When he signed an astonishing 80 million contract with EMI in 2002, Williams was the most successful solo artist in UK pop history. In 2003, he performed to more than half a million people at three consecutive sold-out nights at Knebworth. But by the time of his 30th birthday in 2004, he had fallen out with his co-songwriter and producer, Guy Chambers, publicly declared his disinterest in cracking the US market and embarked on a series of increasingly personal yet commercially dubious albums culminating in last year's erratic and poorly received Rudebox.
A bizarre hodge-podge of rap and dance, it has been the lowest-selling album of his career. Out of contract with EMI, Williams ended the year watching his former band Take That ascend to the number one slot, while openly hinting that his own recording career was over.
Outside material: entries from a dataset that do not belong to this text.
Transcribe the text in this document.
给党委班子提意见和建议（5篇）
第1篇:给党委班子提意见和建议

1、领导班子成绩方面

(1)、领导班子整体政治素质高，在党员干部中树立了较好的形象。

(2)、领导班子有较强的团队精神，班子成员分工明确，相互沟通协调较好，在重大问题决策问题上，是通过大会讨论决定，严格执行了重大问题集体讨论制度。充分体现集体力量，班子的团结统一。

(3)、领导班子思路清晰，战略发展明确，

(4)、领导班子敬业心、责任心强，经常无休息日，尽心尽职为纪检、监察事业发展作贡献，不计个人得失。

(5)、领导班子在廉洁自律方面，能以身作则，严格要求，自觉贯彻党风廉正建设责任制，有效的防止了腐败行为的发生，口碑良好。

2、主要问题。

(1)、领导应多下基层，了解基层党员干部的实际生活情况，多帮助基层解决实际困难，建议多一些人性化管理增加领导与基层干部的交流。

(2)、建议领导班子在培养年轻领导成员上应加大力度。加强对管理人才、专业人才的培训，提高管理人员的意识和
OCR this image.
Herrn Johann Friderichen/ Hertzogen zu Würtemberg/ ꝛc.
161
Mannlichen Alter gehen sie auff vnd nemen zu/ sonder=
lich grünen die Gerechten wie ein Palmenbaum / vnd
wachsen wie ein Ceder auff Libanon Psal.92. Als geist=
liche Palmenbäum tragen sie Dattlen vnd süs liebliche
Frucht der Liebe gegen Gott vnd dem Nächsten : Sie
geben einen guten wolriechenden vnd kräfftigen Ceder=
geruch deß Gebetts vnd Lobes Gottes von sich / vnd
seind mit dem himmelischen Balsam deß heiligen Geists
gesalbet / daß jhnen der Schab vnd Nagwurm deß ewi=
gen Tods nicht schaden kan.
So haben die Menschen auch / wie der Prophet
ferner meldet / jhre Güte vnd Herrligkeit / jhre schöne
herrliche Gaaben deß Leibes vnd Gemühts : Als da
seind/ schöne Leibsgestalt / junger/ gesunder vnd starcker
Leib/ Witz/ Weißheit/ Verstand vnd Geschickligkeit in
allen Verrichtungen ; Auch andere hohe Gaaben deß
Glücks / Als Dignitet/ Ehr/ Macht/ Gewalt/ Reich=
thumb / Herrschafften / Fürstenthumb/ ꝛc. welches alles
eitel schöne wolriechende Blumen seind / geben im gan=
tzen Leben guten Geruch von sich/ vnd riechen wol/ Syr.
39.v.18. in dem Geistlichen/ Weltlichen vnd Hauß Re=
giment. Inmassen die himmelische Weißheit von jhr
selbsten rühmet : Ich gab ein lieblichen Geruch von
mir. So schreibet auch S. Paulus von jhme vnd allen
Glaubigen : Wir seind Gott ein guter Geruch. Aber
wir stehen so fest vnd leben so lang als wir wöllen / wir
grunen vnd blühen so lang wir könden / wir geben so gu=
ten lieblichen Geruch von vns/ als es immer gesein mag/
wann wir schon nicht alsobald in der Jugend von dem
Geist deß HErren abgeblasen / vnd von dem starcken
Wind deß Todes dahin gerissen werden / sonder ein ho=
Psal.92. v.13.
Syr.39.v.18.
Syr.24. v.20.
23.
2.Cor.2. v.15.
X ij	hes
That he has wound up back in rehab is the least surprising aspect of his decline.
Yet it is Williams's open display of his neuroses that have made him such a compelling pop star. Despite his cheeky chappy persona, he exhibits a contradictory combination of ego and insecurity, arrogance and vulnerability, more usually associated with credible rock icons such as John Lennon and Kurt Cobain.
The dissolution of his hugely successful song-writing partnership with Guy Chambers is probably the root of Williams's decline.
Without the sure pop instincts and restraining influence of Chambers, his music has become more neurotic and less commercial.
Yet it would be a mistake to write Williams off. He has been down before.
When he left Take That in 1995 and embarked on a mammoth drug and drink fuelled binge, he was widely dismissed as one of pop's losers. In the soap opera of rock and roll, sometimes you've got to go down to get back up again.